You can define your own meta-function (type trait) for that purpose:

template <typename T>
struct is_mytype : std::false_type { };

template <typename A, typename B, typename C>
struct is_mytype<mytype<A, B, C>> : std::true_type { };

template <typename T>
concept MyType = is_mytype<T>::value;

But to say the truth, I don't know whether there isn't a way how to defining such a concept directly without the need of a separate metafunction.

Solution 3:

You can write a generalized trait to check for specializations:

template <typename T, template <typename...> class Z>
struct is_specialization_of : std::false_type {};

template <typename... Args, template <typename...> class Z>
struct is_specialization_of<Z<Args...>, Z> : std::true_type {};

template <typename T, template <typename...> class Z>
inline constexpr bool is_specialization_of_v = is_specialization_of<T,Z>::value;

Which you can make into either a generalized concept:

template<typename T, template <typename...> class Z>
concept Specializes = is_specialization_of_v<T, Z>;

template<typename T>
concept MyType = Specializes<T, mytype>;

or just a specialized one:

template<typename T>
concept MyType = is_specialization_of_v<T, mytype>;

Solution 4:

In the interests of terseness:

template<typename T>
concept MyType = requires(T** x) {
    []<typename A, typename B, typename C>(mytype<A, B, C>**){}(x);
};

The double-pointer is necessary to avoid derived-to-base conversions, ex. struct S : mytype<int, int, int> {}.

This doesn't work in clang at present, since it doesn't allow lambdas in unevaluated context.
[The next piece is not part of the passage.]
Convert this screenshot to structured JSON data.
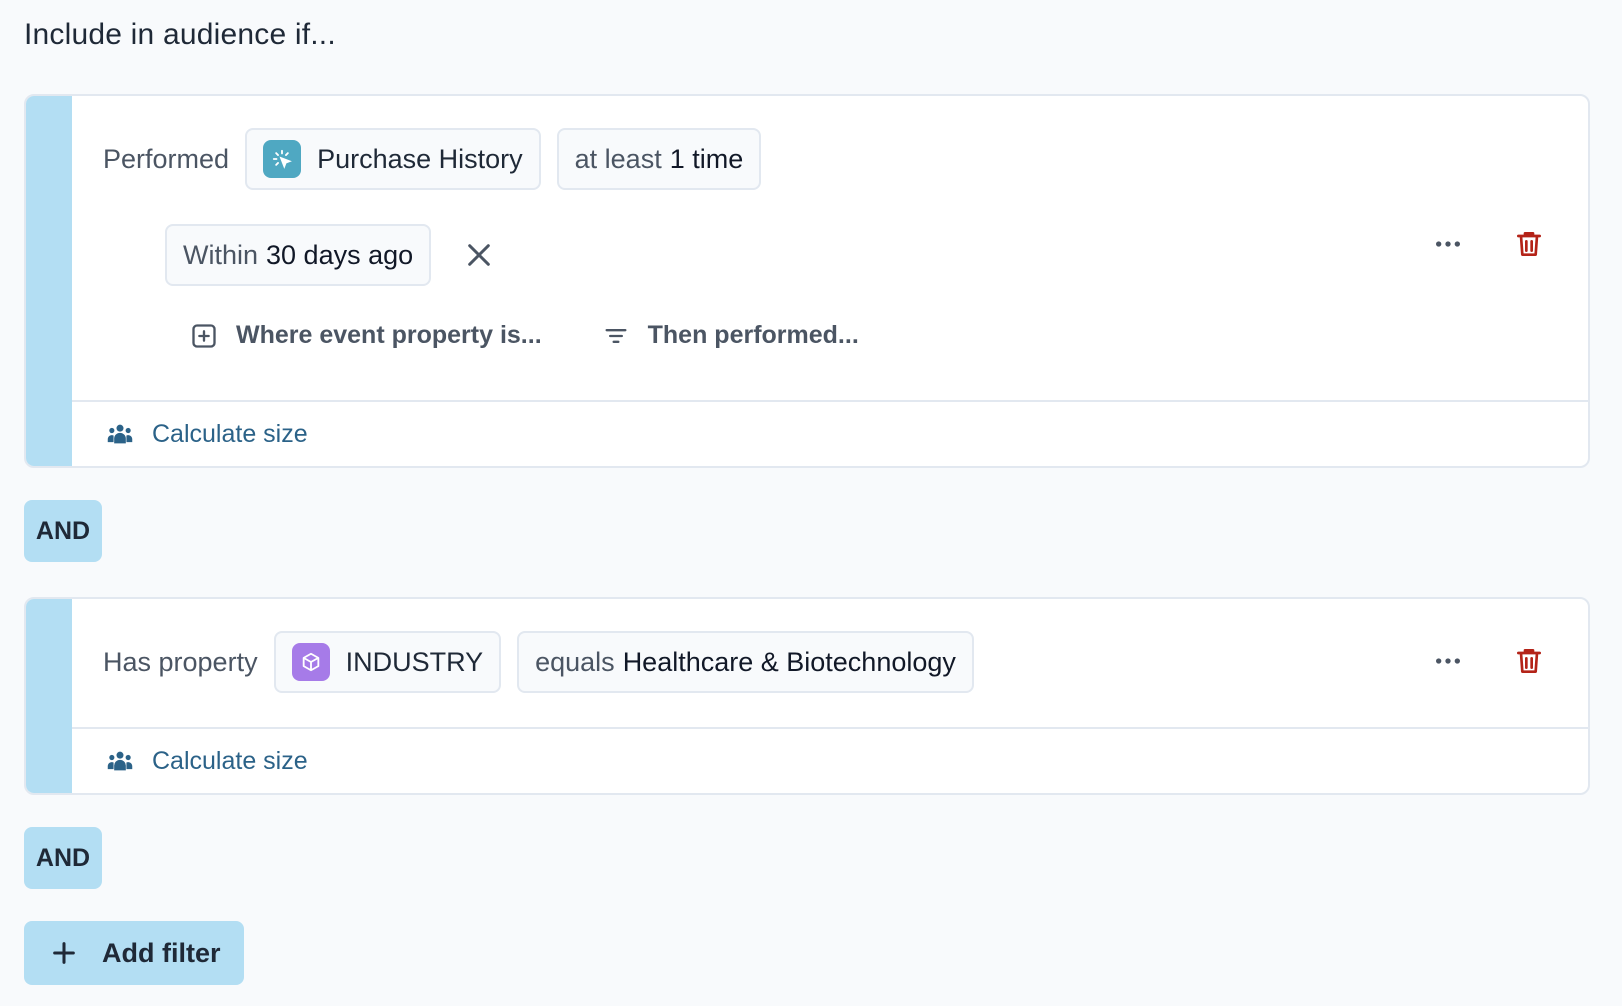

You can workaround by providing a helper variable template:

template<class T> constexpr auto L = []<typename A, typename B, typename C>(mytype<A, B, C>**){};
template<typename T>
concept MyType = requires(T** x) { L<T>(x); };

As long as mytype's template arguments are all types, you can make this even terser using placeholders:

template<typename T>
concept MyType = requires(T** x) { [](mytype<auto, auto, auto>**){}(x); };

At present, this only works in gcc.